Apuzzo was born and raised in Italy, on the Isle of Capri, but has traveled and cooked in Europe, the Caribbean, and the United States. He has published two cookbooks, La Cucina di Andrea's and Andrea's Light Cookbook, and received the Wine Spectator Award of Excellence and the DiRoNA Excellence Award, among others.

==Biography==
Apuzzo began his formal culinary education while working in a bakery in his home town of Anacapri. At fourteen, he left Capri to travel to Germany, Switzerland, England and South America to further his culinary training in Europe and abroad.

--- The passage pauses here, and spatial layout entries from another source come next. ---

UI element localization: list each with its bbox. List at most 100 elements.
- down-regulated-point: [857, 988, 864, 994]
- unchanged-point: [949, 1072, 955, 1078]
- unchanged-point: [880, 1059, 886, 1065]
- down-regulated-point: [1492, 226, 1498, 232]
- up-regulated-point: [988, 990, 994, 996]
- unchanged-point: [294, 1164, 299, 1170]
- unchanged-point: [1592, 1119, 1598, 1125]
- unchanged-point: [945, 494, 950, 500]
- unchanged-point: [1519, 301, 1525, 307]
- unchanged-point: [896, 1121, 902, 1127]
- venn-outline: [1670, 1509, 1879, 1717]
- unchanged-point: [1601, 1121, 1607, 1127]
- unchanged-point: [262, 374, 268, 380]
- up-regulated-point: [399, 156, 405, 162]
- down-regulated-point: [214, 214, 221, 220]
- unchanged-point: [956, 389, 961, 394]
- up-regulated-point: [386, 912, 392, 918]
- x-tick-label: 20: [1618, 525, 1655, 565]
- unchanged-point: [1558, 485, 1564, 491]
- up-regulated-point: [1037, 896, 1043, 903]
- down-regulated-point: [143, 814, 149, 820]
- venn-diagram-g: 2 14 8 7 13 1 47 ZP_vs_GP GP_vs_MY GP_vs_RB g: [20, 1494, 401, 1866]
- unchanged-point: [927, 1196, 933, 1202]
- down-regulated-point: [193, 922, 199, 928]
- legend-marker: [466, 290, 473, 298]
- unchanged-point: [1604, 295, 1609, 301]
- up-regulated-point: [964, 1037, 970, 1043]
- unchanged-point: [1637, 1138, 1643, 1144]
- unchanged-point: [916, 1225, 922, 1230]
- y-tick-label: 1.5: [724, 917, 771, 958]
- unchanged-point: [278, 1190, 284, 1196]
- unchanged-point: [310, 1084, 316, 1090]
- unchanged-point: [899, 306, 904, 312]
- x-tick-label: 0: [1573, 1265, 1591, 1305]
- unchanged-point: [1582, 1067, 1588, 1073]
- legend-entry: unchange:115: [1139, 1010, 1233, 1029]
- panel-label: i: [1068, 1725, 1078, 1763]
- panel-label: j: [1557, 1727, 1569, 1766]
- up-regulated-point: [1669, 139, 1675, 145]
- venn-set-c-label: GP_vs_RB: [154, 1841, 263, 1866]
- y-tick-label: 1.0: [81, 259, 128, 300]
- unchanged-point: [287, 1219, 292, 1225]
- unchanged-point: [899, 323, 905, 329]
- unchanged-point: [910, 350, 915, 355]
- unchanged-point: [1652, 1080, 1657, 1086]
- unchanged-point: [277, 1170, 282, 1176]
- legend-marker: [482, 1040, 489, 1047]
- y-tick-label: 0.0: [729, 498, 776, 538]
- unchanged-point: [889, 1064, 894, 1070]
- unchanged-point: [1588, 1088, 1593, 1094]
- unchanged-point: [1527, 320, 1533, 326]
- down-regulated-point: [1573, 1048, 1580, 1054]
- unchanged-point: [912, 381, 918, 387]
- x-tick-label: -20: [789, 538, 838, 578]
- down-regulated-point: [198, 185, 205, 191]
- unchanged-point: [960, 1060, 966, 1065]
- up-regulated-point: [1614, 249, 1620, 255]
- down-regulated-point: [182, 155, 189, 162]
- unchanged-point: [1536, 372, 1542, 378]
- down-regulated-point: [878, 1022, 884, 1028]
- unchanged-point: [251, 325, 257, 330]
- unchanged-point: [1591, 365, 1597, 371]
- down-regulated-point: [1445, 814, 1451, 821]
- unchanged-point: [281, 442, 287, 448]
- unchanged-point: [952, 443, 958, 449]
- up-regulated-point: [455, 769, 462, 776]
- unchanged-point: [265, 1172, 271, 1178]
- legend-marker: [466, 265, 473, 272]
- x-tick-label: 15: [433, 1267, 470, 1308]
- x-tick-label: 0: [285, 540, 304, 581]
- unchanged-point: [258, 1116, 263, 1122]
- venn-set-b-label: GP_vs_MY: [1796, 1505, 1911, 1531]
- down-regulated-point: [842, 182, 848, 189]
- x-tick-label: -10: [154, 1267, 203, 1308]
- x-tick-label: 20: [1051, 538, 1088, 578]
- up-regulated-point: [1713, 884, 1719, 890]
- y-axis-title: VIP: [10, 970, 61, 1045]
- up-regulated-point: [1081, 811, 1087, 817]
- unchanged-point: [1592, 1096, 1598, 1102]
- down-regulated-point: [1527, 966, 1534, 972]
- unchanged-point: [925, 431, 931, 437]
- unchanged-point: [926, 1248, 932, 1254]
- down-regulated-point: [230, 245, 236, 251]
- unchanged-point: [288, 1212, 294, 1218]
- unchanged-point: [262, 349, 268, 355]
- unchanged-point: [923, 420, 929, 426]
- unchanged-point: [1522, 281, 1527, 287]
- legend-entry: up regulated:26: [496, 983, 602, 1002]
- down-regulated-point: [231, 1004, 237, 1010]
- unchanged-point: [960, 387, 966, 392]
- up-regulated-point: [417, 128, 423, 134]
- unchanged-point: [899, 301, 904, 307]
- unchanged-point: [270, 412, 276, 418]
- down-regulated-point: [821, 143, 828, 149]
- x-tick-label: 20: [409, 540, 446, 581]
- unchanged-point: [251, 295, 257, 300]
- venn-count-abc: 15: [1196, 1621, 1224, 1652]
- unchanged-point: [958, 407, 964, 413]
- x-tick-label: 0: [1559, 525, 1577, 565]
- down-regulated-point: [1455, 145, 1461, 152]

After working 35 years in kitchens all over the world, Apuzzo moved to Bermuda in 1973 to work at the Southampton Princess Hotel and later the Hamilton Princess Hotel. In 1975, he came to the United States as Executive Sous-Chef of the Omni International Hotel in Atlanta, Georgia. In 1977, he moved to New Orleans as Executive Chef of the Royal Orleans Hotel, a position he held until January 1985 when he left to open Andrea's.

Apuzzo belongs to organizations such as The Confrerie de la Chaine des Rotisseurs, International Wine & Food Society, Vatel Club, Les Toque Blanches, GRI (Gruppo Ristoranti Italiani), the James Beard Foundation and the Certified Executive Chef Association. Apuzzo has received the Wine Spectator of Excellence Award and the Distinguished Restaurants of North America (DiRona) Excellence Awards.

==Works==
In 1990, Apuzzo published his first cookbook, La Cucina di Andrea's, which contains over 300 recipes. In 1994, Apuzzo published his second book, Andrea's Light Cookbook, which contains recipes for low fat, low cholesterol and low calorie dishes that are approved by the American Heart Association and the American Diabetes Association.